In uncertainty analysis, we wish to quantify uncertainty about simulator outputs due to uncertainty about simulator inputs. We define \(X\) to be the uncertain true inputs, and \(f(X)\) to be the corresponding simulator output(s). In the emulator framework, \(f(.)\) is also treated as an uncertain function, and it is important to consider both uncertainty in \(X\) and uncertainty in \(f(.)\) when investigating uncertainty about \(f(X)\). In particular, it is important to distinguish between the unconditional distribution of \(f(X)\), and the distribution of \(f(X)\) conditional on \(f(.)\). For example:

  1. \(\textrm{E}[f(X)]\) is the expected value of \(f(X)\), where the expectation is taken with respect to both \(f(.)\) and \(X\). The value of this expectation can, in principle, be obtained for any emulator and input distribution.

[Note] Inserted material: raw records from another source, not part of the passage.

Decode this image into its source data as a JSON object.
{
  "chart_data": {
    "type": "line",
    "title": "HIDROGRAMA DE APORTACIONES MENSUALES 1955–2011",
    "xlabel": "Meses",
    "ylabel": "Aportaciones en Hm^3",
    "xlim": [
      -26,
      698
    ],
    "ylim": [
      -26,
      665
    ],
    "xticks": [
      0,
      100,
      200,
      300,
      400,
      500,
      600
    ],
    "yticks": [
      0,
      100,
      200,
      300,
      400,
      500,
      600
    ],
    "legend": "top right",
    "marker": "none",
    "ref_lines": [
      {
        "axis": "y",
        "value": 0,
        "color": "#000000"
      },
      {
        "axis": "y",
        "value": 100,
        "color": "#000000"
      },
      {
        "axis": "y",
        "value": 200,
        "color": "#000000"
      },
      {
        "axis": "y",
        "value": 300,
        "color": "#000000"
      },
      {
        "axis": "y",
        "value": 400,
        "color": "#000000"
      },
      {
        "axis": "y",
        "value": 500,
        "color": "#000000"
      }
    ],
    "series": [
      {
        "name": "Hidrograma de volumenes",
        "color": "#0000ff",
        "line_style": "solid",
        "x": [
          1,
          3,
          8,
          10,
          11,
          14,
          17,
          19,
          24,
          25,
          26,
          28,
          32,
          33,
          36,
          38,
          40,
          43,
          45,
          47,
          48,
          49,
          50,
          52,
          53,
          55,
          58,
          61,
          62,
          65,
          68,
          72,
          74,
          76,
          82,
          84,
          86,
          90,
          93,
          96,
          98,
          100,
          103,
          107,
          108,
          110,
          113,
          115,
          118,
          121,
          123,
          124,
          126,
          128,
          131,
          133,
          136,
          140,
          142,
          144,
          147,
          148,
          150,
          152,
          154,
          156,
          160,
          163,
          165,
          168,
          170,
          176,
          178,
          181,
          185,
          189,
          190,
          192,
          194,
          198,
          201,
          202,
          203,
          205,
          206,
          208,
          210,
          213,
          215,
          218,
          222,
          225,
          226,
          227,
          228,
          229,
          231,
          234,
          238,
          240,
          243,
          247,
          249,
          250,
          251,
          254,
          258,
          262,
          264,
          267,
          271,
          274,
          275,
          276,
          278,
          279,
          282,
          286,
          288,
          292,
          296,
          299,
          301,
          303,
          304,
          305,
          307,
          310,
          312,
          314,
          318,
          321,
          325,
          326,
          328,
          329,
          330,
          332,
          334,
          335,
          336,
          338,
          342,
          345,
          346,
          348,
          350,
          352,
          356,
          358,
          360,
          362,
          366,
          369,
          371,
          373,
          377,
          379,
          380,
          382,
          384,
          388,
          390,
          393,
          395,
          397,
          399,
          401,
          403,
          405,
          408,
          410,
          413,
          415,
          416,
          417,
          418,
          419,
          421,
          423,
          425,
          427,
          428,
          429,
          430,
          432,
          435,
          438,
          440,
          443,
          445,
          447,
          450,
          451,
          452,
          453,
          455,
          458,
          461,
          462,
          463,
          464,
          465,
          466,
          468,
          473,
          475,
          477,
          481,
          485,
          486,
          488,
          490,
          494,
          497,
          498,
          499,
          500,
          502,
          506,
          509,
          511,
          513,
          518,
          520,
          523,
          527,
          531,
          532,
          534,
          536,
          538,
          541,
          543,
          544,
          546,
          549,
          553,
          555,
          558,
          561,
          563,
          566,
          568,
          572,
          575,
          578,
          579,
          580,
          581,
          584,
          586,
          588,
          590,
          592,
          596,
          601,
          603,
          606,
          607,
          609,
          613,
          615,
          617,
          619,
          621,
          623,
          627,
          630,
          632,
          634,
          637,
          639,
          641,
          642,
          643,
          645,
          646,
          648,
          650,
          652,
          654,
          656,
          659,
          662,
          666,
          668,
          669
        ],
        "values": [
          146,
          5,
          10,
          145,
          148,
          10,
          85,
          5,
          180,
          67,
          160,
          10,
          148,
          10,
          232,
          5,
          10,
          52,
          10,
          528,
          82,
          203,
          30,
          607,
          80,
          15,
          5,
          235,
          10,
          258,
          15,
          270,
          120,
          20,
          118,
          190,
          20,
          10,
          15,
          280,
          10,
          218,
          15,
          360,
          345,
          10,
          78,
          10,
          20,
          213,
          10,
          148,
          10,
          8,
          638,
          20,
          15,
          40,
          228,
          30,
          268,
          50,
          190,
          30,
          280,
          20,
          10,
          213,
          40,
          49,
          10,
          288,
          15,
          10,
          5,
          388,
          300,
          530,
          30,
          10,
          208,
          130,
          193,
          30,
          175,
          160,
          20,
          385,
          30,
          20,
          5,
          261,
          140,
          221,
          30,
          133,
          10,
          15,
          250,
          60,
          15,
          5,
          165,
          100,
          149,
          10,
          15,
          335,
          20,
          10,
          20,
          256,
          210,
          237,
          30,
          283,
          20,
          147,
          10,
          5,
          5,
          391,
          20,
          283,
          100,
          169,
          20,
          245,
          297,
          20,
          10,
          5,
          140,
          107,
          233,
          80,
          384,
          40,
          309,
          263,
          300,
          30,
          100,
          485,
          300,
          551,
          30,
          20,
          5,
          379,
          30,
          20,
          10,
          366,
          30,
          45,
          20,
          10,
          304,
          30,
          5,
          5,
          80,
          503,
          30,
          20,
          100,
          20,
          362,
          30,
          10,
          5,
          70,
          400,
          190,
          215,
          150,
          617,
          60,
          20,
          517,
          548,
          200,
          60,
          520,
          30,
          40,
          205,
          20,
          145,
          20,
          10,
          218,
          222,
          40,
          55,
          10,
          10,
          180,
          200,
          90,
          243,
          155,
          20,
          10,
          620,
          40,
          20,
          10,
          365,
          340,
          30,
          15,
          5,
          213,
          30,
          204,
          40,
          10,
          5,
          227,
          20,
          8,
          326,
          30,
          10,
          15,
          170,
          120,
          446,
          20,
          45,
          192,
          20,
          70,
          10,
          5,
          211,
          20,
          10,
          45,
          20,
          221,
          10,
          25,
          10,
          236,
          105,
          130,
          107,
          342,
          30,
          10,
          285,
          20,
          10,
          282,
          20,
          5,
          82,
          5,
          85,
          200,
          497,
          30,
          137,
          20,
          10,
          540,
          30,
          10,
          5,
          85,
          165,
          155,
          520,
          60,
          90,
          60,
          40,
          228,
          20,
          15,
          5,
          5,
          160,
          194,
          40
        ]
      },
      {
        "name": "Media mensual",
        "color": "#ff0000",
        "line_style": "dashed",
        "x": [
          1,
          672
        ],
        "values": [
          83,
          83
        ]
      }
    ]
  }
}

  2. \(\textrm{E}[f(X)|f(.)]\) is the expected value of \(f(X)\), where the expectation is taken with respect to \(X\) only as \(f(.)\) is given. If \(f(.)\) is a computationally cheap function, we could, for example, obtain the value of this expectation using Monte Carlo, up to an arbitrary level of precision. However, when \(f(.)\) is computationally expensive such that we require an emulator for \(f(.)\), this expectation is an uncertain quantity. We are uncertain about the value of \(\textrm{E}[f(X)|f(.)]\), because we are are uncertain about \(f(.)\).

There is no sense in which \(\textrm{E}[f(X)]\) can be ‘wrong’: it is simply a probability statement resulting from a choice of emulator (good or bad) and input distribution. But an estimate of \(\textrm{E}[f(X)|f(.)]\) obtained using an emulator can be poor if we have a poor emulator (in the validation sense) for \(f(.)\). Alternatively, we may be very uncertain about \(\textrm{E}[f(X)|f(.)]\) if we don’t have sufficient training data for the emulator of \(f(.)\). Hence in practice, the distinction is important for considering whether we have enough simulator runs for our analysis of interest.